Malaria drugs pushed by President Donald Trump as treatments for the coronavirus did not help and were tied to a greater risk of death and heart rhythm problems in a new study of nearly 100,000 patients around the world.
Friday’s report in the journal Lancet is not a rigorous test of hydroxychloroquine or chloroquine, but it is by far the largest look at their use in real world settings, spanning 671 hospitals on six continents.
“Not only is there no benefit, but we saw a very consistent signal of harm,” said one study leader, Dr. Mandeep Mehra, a heart specialist at Brigham and Women’s Hospital in Boston.
Researchers estimate that the death rate attributable to use of the drugs, with or without an antibiotic such as azithromycin, is roughly 13% versus 9% for patients not taking them. The risk of developing a serious heart rhythm problem is more than five times greater.
Even though it is only observational, the size and scope of the study gives it a lot of impact, said Dr. David Aronoff, infectious diseases chief at Vanderbilt University Medical Center.

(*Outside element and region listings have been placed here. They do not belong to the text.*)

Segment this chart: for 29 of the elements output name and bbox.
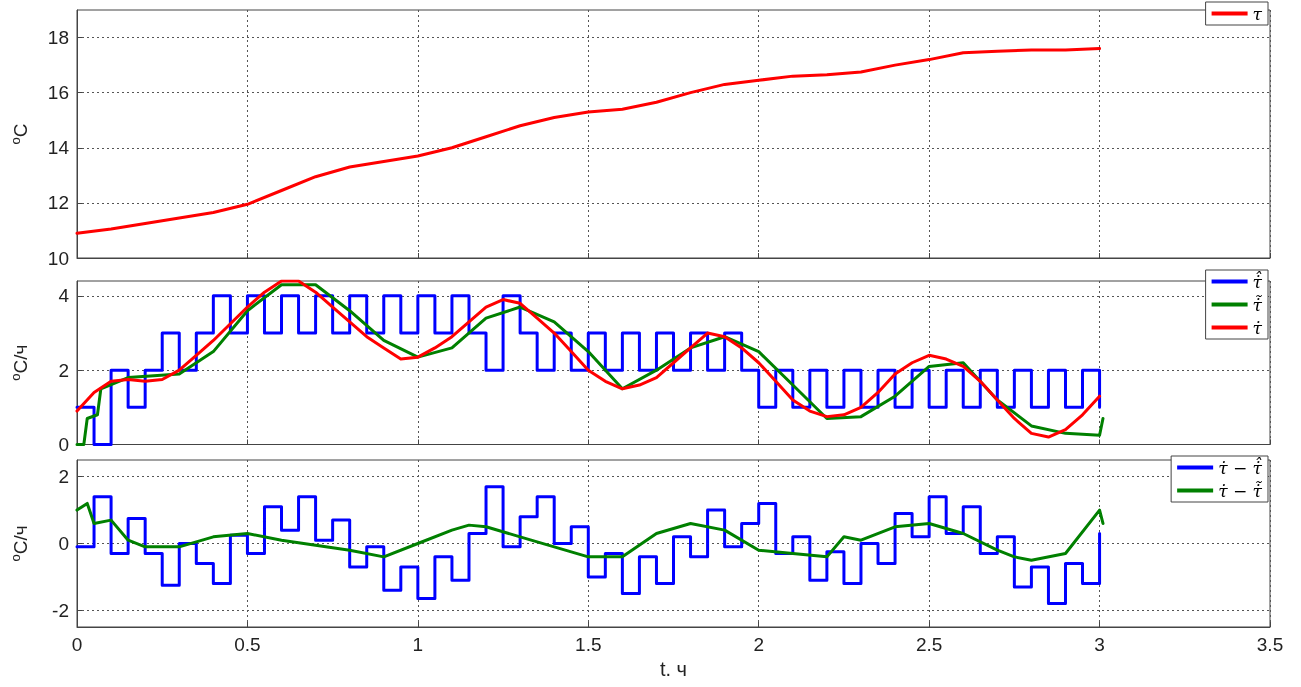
x-tick-label: 2 [753, 634, 764, 655]
y-tick-label: 4 [58, 285, 70, 307]
line-series [75, 47, 1102, 235]
y-tick-label: 2 [58, 466, 69, 488]
y-tick-label: 16 [47, 82, 69, 104]
y-tick-label: 18 [47, 27, 69, 49]
legend-label: τ [1252, 3, 1263, 24]
y-tick-label: 0 [58, 533, 69, 554]
y-tick-label: 12 [47, 192, 69, 214]
y-axis-title: oC/ч [8, 344, 31, 381]
x-tick-label: 3 [1094, 634, 1105, 655]
legend-label: τ̇̃ [1252, 294, 1263, 315]
y-tick-label: 0 [58, 434, 69, 455]
x-tick-label: 3.5 [1256, 634, 1284, 655]
legend-label: τ̇ − τ̇̃ [1218, 480, 1263, 501]
y-tick-label: -2 [52, 599, 69, 621]
x-tick-label: 0 [71, 634, 83, 655]
y-tick-label: 2 [58, 359, 69, 381]
y-tick-label: 10 [47, 247, 69, 269]
legend-label: τ̇ [1252, 317, 1263, 338]
legend-label: τ̇̂ [1252, 271, 1263, 292]
x-tick-label: 0.5 [234, 634, 261, 655]
x-tick-label: 1 [412, 634, 424, 655]
line-series [75, 501, 1105, 562]
legend-label: τ̇ − τ̇̂ [1218, 457, 1263, 478]
x-tick-label: 2.5 [915, 634, 943, 655]
x-axis-title: t. ч [659, 657, 688, 680]
x-tick-label: 1.5 [575, 634, 602, 655]
y-tick-label: 14 [47, 137, 70, 159]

“It really does give us some degree of confidence that we are unlikely to see major benefits from these drugs in the treatment of COVID-19 and possibly harm,” said Aronoff, who was not involved in the research.
Trump repeatedly has pushed the malaria drugs, and has said he is taking hydroxychloroquine to try to prevent infection or minimize symptoms from the coronavirus.
The drugs are approved for treating lupus and rheumatoid arthritis and for preventing and treating malaria, but no large rigorous tests have found them safe or effective for preventing or treating COVID-19. People sick enough to be hospitalized with the coronavirus are not the same as healthy people taking the drugs in other situations, so safety cannot be assumed from prior use, Mehra said.
These drugs also have potentially serious side effects. The Food and Drug Administration has warned against taking hydroxychloroquine with antibiotics and has said the malaria drug should only be used for coronavirus in formal studies.
Lacking results from stricter tests, “one needs to look at real-world evidence” to gauge safety or effectiveness, Mehra said. The results on these patients, from a long-established global research database, are “as real world as a database can get,” he said.
His study looked at nearly 15,000 people with COVID-19 getting one of the malaria drugs with or without one of the suggested antibiotics and more than 81,000 patients getting none of those medications.
In all, 1,868 took chloroquine alone, 3,783 took that plus an antibiotic, 3,016 took hydroxychloroquine alone and 6,221 took that plus an antibiotic.
About 9% of patients taking none of the drugs died in the hospital, versus 16% on chloroquine, 18% on hydroxychloroquine, 22% on chloroquine plus an antibiotic, and 24% on hydroxychloroquine plus an antibiotic.
After taking into account age, smoking, various health conditions and other factors that affect survival, researchers estimate that use of the drugs may have contributed to 34% to 45% of the excess risk of death they observed.
About 8% of those taking hydroxychloroquine and an antibiotic developed a heart rhythm problem vs. 0.3% of the patients not taking any of the drugs in the study. More of these problems were seen with the other drugs, too.
The results suggest these drugs are “not useful and may be harmful” in people hospitalized with COVID-19, professor Christian Funck-Brentano, of the Sorbonne University in Paris, wrote in a commentary published by the journal. He had no role in the study.
Experiments underway now to test these drugs in a strict manner “need to be completed and should not be stopped prematurely,” Aronoff said.
Even though the Lancet study was large, observational look-backs like this “cannot control for every possible factor that may be responsible for observed results,” he said.